Blitzer is referring to a report last week that showed housing starts (groundbreakings on new homes) down 2.8% in October, but still at a stronger pace than one year earlier. What’s more, single-family starts showed a 4.2% increase over the prior month. Also, in October existing (or previously-owned) home sales hit their fastest pace in more than one year. (Both reports are one month ahead of the S&P/Case-Shiller report, the industry standard but unfortunately with a two-month lag time.) Taken together, the data suggest that the rapid price gains seen late last year and in the first part of this year are mostly behind us.

https://i0.wp.com/www.housingwire.com/ext/resources/images/editorial/Places/Phoenix.jpg

“The days of double-digit home value appreciation continue to rapidly fade away as more inventory comes on line, and the market is becoming more balanced between buyers and sellers,” said Stan Humphries, Zillow’s chief economist. “Like a perfectly prepared Thanksgiving turkey, it’s important for things to cool off a bit in the housing market, because too-fast appreciation risks burning both buyers and sellers.

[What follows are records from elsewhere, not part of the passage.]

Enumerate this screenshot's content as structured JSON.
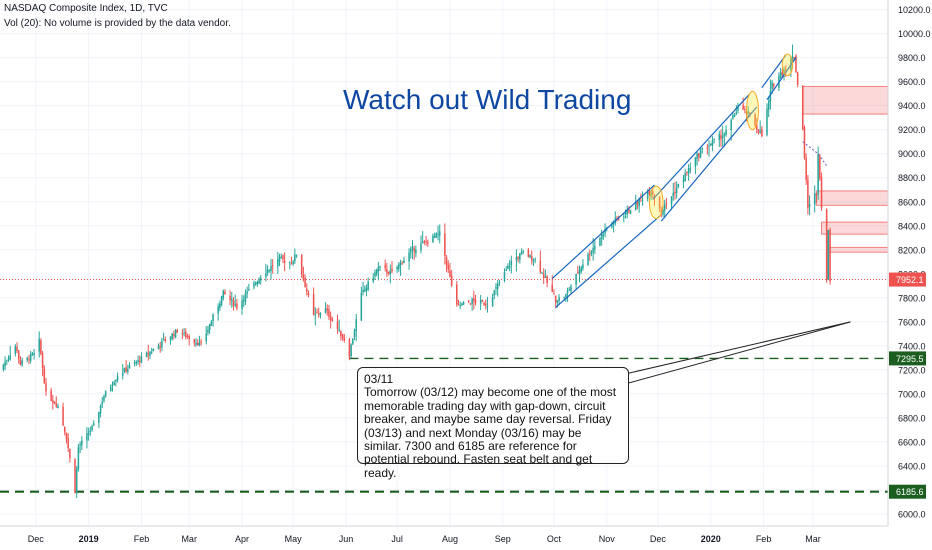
{
  "header": {
    "title": "NASDAQ Composite Index, 1D, TVC",
    "volume_note": "Vol (20): No volume is provided by the data vendor."
  },
  "headline": "Watch out Wild Trading",
  "note": {
    "date": "03/11",
    "text": "Tomorrow (03/12) may become one of the most memorable trading day with gap-down, circuit breaker, and maybe same day reversal. Friday (03/13) and next Monday (03/16) may be similar. 7300 and 6185 are reference for potential rebound. Fasten seat belt and get ready."
  },
  "colors": {
    "up": "#26a69a",
    "down": "#ef5350",
    "support": "#1b5e20",
    "channel": "#1565c0",
    "price_line": "#ef5350",
    "headline": "#0d47a1"
  },
  "chart_data": {
    "type": "candlestick",
    "y_axis": {
      "ticks": [
        6000.0,
        6200.0,
        6400.0,
        6600.0,
        6800.0,
        7000.0,
        7200.0,
        7400.0,
        7600.0,
        7800.0,
        8000.0,
        8200.0,
        8400.0,
        8600.0,
        8800.0,
        9000.0,
        9200.0,
        9400.0,
        9600.0,
        9800.0,
        10000.0,
        10200.0
      ],
      "ylim": [
        5900,
        10280
      ],
      "position": "right"
    },
    "x_axis": {
      "ticks": [
        "Dec",
        "2019",
        "Feb",
        "Mar",
        "Apr",
        "May",
        "Jun",
        "Jul",
        "Aug",
        "Sep",
        "Oct",
        "Nov",
        "Dec",
        "2020",
        "Feb",
        "Mar"
      ],
      "bold_ticks": [
        "2019",
        "2020"
      ],
      "range": [
        "2018-11-10",
        "2020-04-14"
      ]
    },
    "price_labels": {
      "last": "7952.1",
      "support_1": "7295.5",
      "support_2": "6185.6"
    },
    "levels": [
      {
        "name": "last-price",
        "value": 7952.1
      },
      {
        "name": "support-1",
        "value": 7295.5,
        "from": "2019-06-03"
      },
      {
        "name": "support-2",
        "value": 6185.6,
        "from": "2018-11-10"
      }
    ],
    "path": [
      [
        "2018-11-10",
        7200
      ],
      [
        "2018-11-19",
        7400
      ],
      [
        "2018-11-22",
        7250
      ],
      [
        "2018-11-30",
        7330
      ],
      [
        "2018-12-03",
        7440
      ],
      [
        "2018-12-07",
        7000
      ],
      [
        "2018-12-14",
        6900
      ],
      [
        "2018-12-19",
        6640
      ],
      [
        "2018-12-24",
        6190
      ],
      [
        "2018-12-26",
        6555
      ],
      [
        "2019-01-04",
        6738
      ],
      [
        "2019-01-10",
        6986
      ],
      [
        "2019-01-18",
        7157
      ],
      [
        "2019-01-31",
        7282
      ],
      [
        "2019-02-12",
        7414
      ],
      [
        "2019-02-22",
        7527
      ],
      [
        "2019-03-08",
        7408
      ],
      [
        "2019-03-21",
        7838
      ],
      [
        "2019-03-29",
        7729
      ],
      [
        "2019-04-12",
        7984
      ],
      [
        "2019-04-23",
        8120
      ],
      [
        "2019-04-30",
        8095
      ],
      [
        "2019-05-03",
        8164
      ],
      [
        "2019-05-13",
        7647
      ],
      [
        "2019-05-20",
        7702
      ],
      [
        "2019-05-31",
        7453
      ],
      [
        "2019-06-03",
        7333
      ],
      [
        "2019-06-10",
        7823
      ],
      [
        "2019-06-20",
        8051
      ],
      [
        "2019-06-28",
        8006
      ],
      [
        "2019-07-10",
        8202
      ],
      [
        "2019-07-26",
        8330
      ],
      [
        "2019-08-05",
        7726
      ],
      [
        "2019-08-14",
        7773
      ],
      [
        "2019-08-23",
        7751
      ],
      [
        "2019-09-06",
        8103
      ],
      [
        "2019-09-13",
        8176
      ],
      [
        "2019-09-20",
        8117
      ],
      [
        "2019-10-02",
        7785
      ],
      [
        "2019-10-08",
        7823
      ],
      [
        "2019-10-18",
        8089
      ],
      [
        "2019-11-01",
        8386
      ],
      [
        "2019-11-15",
        8540
      ],
      [
        "2019-11-27",
        8705
      ],
      [
        "2019-12-03",
        8520
      ],
      [
        "2019-12-13",
        8734
      ],
      [
        "2019-12-26",
        9022
      ],
      [
        "2020-01-10",
        9178
      ],
      [
        "2020-01-17",
        9388
      ],
      [
        "2020-01-24",
        9314
      ],
      [
        "2020-01-31",
        9150
      ],
      [
        "2020-02-06",
        9572
      ],
      [
        "2020-02-19",
        9817
      ],
      [
        "2020-02-21",
        9576
      ],
      [
        "2020-02-24",
        9221
      ],
      [
        "2020-02-25",
        8965
      ],
      [
        "2020-02-27",
        8566
      ],
      [
        "2020-02-28",
        8567
      ],
      [
        "2020-03-03",
        8684
      ],
      [
        "2020-03-04",
        9018
      ],
      [
        "2020-03-06",
        8575
      ],
      [
        "2020-03-09",
        7950
      ],
      [
        "2020-03-10",
        8344
      ],
      [
        "2020-03-11",
        7952
      ]
    ],
    "channels": [
      {
        "start": [
          "2019-10-02",
          7720
        ],
        "end": [
          "2019-12-02",
          8480
        ]
      },
      {
        "start": [
          "2019-09-30",
          7960
        ],
        "end": [
          "2019-11-29",
          8740
        ]
      },
      {
        "start": [
          "2019-12-03",
          8440
        ],
        "end": [
          "2020-01-28",
          9390
        ]
      },
      {
        "start": [
          "2019-11-28",
          8620
        ],
        "end": [
          "2020-01-24",
          9500
        ]
      },
      {
        "start": [
          "2020-02-03",
          9450
        ],
        "end": [
          "2020-02-20",
          9800
        ]
      },
      {
        "start": [
          "2020-01-31",
          9550
        ],
        "end": [
          "2020-02-14",
          9820
        ]
      }
    ],
    "highlights": [
      {
        "start": [
          "2019-11-26",
          8460
        ],
        "end": [
          "2019-12-04",
          8730
        ]
      },
      {
        "start": [
          "2020-01-22",
          9200
        ],
        "end": [
          "2020-01-29",
          9520
        ]
      },
      {
        "start": [
          "2020-02-12",
          9650
        ],
        "end": [
          "2020-02-18",
          9830
        ]
      }
    ],
    "zones": [
      {
        "x_from": "2020-02-24",
        "x_to": "2020-04-14",
        "y_low": 9330,
        "y_high": 9560
      },
      {
        "x_from": "2020-03-03",
        "x_to": "2020-04-14",
        "y_low": 8570,
        "y_high": 8690
      },
      {
        "x_from": "2020-03-06",
        "x_to": "2020-04-14",
        "y_low": 8330,
        "y_high": 8430
      },
      {
        "x_from": "2020-03-10",
        "x_to": "2020-04-14",
        "y_low": 8180,
        "y_high": 8220
      }
    ],
    "callout_target": [
      "2020-03-23",
      7600
    ]
  }
}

In this more sedate environment, buyers can take more time to find the right deal for them, and sellers can rest assured they won’t be left without a seat at the table when they turn around and become buyers. This slowdown is a critical step on the road back to a normal housing market, and as we approach the end of 2014, the housing market has plenty to be thankful for.”

As of September 2014, average home prices across the U.S. are back to their spring 2005 levels for the National Index (which covers 70% of the U.S. housing market), while both the 10-City and 20-City Composites are back to their autumn 2004 levels. For the city Composite indices, prices are still off their mid-summer 2006 peaks by about 15% to 17%. Prices have bounced back from their March 2012 lows by 28.8% and 29.6% for the 10-City and 20-City composites.

S&P/Case-Shiller is now releasing its National Home Price Index each month. Previously, it was published quarterly, while the 10-City and 20-City Composites were published monthly. The “July” numbers above for the National Index above reflect a roll-up of data for the three-month average of May, June and July prices.